そんな重三郎も最初から何から何まで順風満帆だった訳ではありません。安永2年(1773)、新吉原に書店(耕書堂)を営むことになりますが、当初は老舗大手の版元・鱗形屋(孫兵衛)が毎年発刊する『吉原細見』という書物の卸し・小売の仕事をしていました。『吉原細見』とは吉原の遊女屋やそこに属する遊女、その揚代金などを記した「吉原の総合情報誌」とも言うべき冊子です。
鱗形屋が刊行する『吉原細見』の卸し、改め(編集・取材作業)を担っていた重三郎ですが、安永4年(1775)7月には『吉原細見』の出版を初めて手掛けます。それが吉原細見『籬乃花』です。『吉原細見』は鱗形屋の独占刊行物となっていたのですが、鱗形屋の系列に属していたといえども、重三郎はなぜ『吉原細見』を出版することができたのでしょう。

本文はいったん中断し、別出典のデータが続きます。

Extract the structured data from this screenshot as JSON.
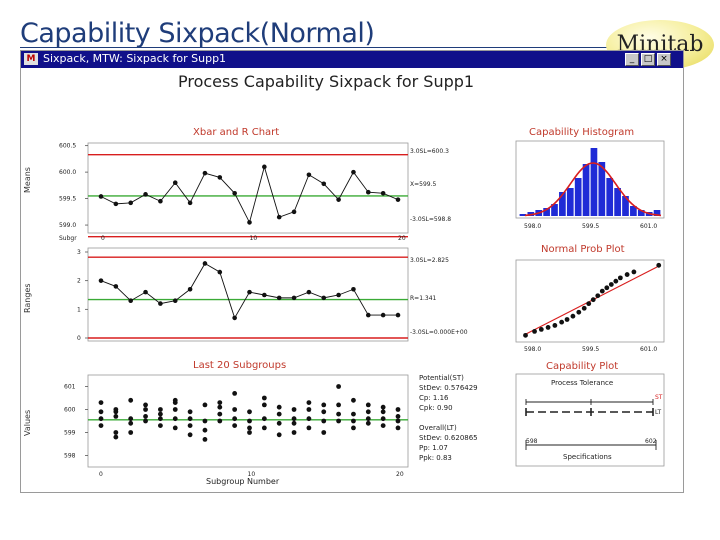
{
  "slide": {
    "title": "Capability Sixpack(Normal)",
    "badge": "Minitab"
  },
  "window": {
    "title": "Sixpack, MTW: Sixpack for Supp1",
    "buttons": {
      "minimize": "_",
      "maximize": "□",
      "close": "×"
    }
  },
  "colors": {
    "title": "#1f3d7a",
    "limit": "#d81e1e",
    "center": "#3aaa35",
    "bar": "#1f2bd6",
    "fit": "#d81e1e"
  },
  "chart_data": {
    "type": "sixpack",
    "title": "Process Capability Sixpack for Supp1",
    "xbar": {
      "title": "Xbar and R Chart",
      "ylabel": "Means",
      "x_tick_label": "Subgr",
      "x_ticks": [
        "0",
        "10",
        "20"
      ],
      "y_ticks": [
        "600.5",
        "600.0",
        "599.5",
        "599.0"
      ],
      "ylim": [
        598.85,
        600.55
      ],
      "ucl": 600.33,
      "center": 599.55,
      "lcl": 598.78,
      "ucl_label": "3.0SL=600.3",
      "center_label": "X=599.5",
      "lcl_label": "-3.0SL=598.8",
      "values": [
        599.54,
        599.4,
        599.42,
        599.58,
        599.45,
        599.8,
        599.42,
        599.98,
        599.9,
        599.6,
        599.05,
        600.1,
        599.15,
        599.25,
        599.95,
        599.78,
        599.48,
        600.0,
        599.62,
        599.6,
        599.48
      ]
    },
    "r_chart": {
      "ylabel": "Ranges",
      "y_ticks": [
        "3",
        "2",
        "1",
        "0"
      ],
      "ylim": [
        0,
        3
      ],
      "ucl": 2.82,
      "center": 1.34,
      "lcl": 0,
      "ucl_label": "3.0SL=2.825",
      "center_label": "R=1.341",
      "lcl_label": "-3.0SL=0.000E+00",
      "values": [
        2.0,
        1.8,
        1.3,
        1.6,
        1.2,
        1.3,
        1.7,
        2.6,
        2.3,
        0.7,
        1.6,
        1.5,
        1.4,
        1.4,
        1.6,
        1.4,
        1.5,
        1.7,
        0.8,
        0.8,
        0.8
      ]
    },
    "last20": {
      "title": "Last 20 Subgroups",
      "ylabel": "Values",
      "xlabel": "Subgroup Number",
      "x_ticks": [
        "0",
        "10",
        "20"
      ],
      "y_ticks": [
        "601",
        "600",
        "599",
        "598"
      ],
      "ylim": [
        597.5,
        601.5
      ],
      "groups": [
        [
          599.3,
          599.6,
          599.9,
          600.3
        ],
        [
          598.8,
          599.0,
          599.7,
          599.9,
          600.0
        ],
        [
          599.0,
          599.4,
          599.6,
          600.4
        ],
        [
          599.5,
          599.7,
          600.0,
          600.2
        ],
        [
          599.3,
          599.6,
          599.8,
          600.0
        ],
        [
          599.2,
          599.6,
          600.0,
          600.3,
          600.4
        ],
        [
          598.9,
          599.3,
          599.6,
          599.9
        ],
        [
          598.7,
          599.1,
          599.5,
          600.2
        ],
        [
          599.5,
          599.8,
          600.1,
          600.3
        ],
        [
          599.3,
          599.6,
          600.0,
          600.7
        ],
        [
          599.0,
          599.2,
          599.5,
          599.9
        ],
        [
          599.2,
          599.6,
          600.2,
          600.5
        ],
        [
          598.9,
          599.4,
          599.8,
          600.1
        ],
        [
          599.0,
          599.4,
          599.6,
          600.0
        ],
        [
          599.2,
          599.6,
          600.0,
          600.3
        ],
        [
          599.0,
          599.5,
          599.9,
          600.2
        ],
        [
          599.5,
          599.8,
          600.2,
          601.0
        ],
        [
          599.2,
          599.5,
          599.8,
          600.4
        ],
        [
          599.4,
          599.6,
          599.9,
          600.2
        ],
        [
          599.3,
          599.6,
          599.9,
          600.1
        ],
        [
          599.2,
          599.5,
          599.7,
          600.0
        ]
      ]
    },
    "stats": {
      "potential_label": "Potential(ST)",
      "st_stdev": "StDev: 0.576429",
      "cp": "Cp:     1.16",
      "cpk": "Cpk:   0.90",
      "overall_label": "Overall(LT)",
      "lt_stdev": "StDev: 0.620865",
      "pp": "Pp:     1.07",
      "ppk": "Ppk:   0.83"
    },
    "histogram": {
      "title": "Capability Histogram",
      "x_ticks": [
        "598.0",
        "599.5",
        "601.0"
      ],
      "bin_start": 597.95,
      "bin_width": 0.158,
      "counts": [
        1,
        2,
        3,
        4,
        6,
        12,
        14,
        19,
        26,
        34,
        27,
        19,
        14,
        10,
        5,
        3,
        2,
        3
      ]
    },
    "normal_prob": {
      "title": "Normal Prob Plot",
      "x_ticks": [
        "598.0",
        "599.5",
        "601.0"
      ],
      "points": [
        [
          598.1,
          -2.6
        ],
        [
          598.3,
          -2.3
        ],
        [
          598.45,
          -2.15
        ],
        [
          598.6,
          -2.0
        ],
        [
          598.75,
          -1.85
        ],
        [
          598.9,
          -1.6
        ],
        [
          599.02,
          -1.4
        ],
        [
          599.15,
          -1.15
        ],
        [
          599.28,
          -0.85
        ],
        [
          599.4,
          -0.55
        ],
        [
          599.5,
          -0.2
        ],
        [
          599.6,
          0.1
        ],
        [
          599.7,
          0.4
        ],
        [
          599.8,
          0.75
        ],
        [
          599.9,
          1.0
        ],
        [
          600.0,
          1.25
        ],
        [
          600.1,
          1.5
        ],
        [
          600.2,
          1.75
        ],
        [
          600.35,
          2.0
        ],
        [
          600.5,
          2.2
        ],
        [
          601.05,
          2.7
        ]
      ]
    },
    "capability_plot": {
      "title": "Capability Plot",
      "tolerance_label": "Process Tolerance",
      "specs_label": "Specifications",
      "st_label": "ST",
      "lt_label": "LT",
      "spec_ticks": [
        "598",
        "602"
      ]
    }
  }
}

それは鱗形屋に問題が起きたためと言われています。大坂の版元が字引『増補早引節用集』を刊行していたのですが、その海賊版が江戸で作られるという事件が起こります。それに関与していたのが、鱗形屋の手代(商家の使用人。丁稚と番頭の中間身分)だったのです。
同年、訴訟を受けることになった鱗形屋は秋に刊行する『吉原細見』が出版できない状態になったと考えられています。ちなみに前述の海賊版制作は手代のみの企てではなく、3千4百冊も刷っていたことから、鱗形屋全体が関与していたと推定されています。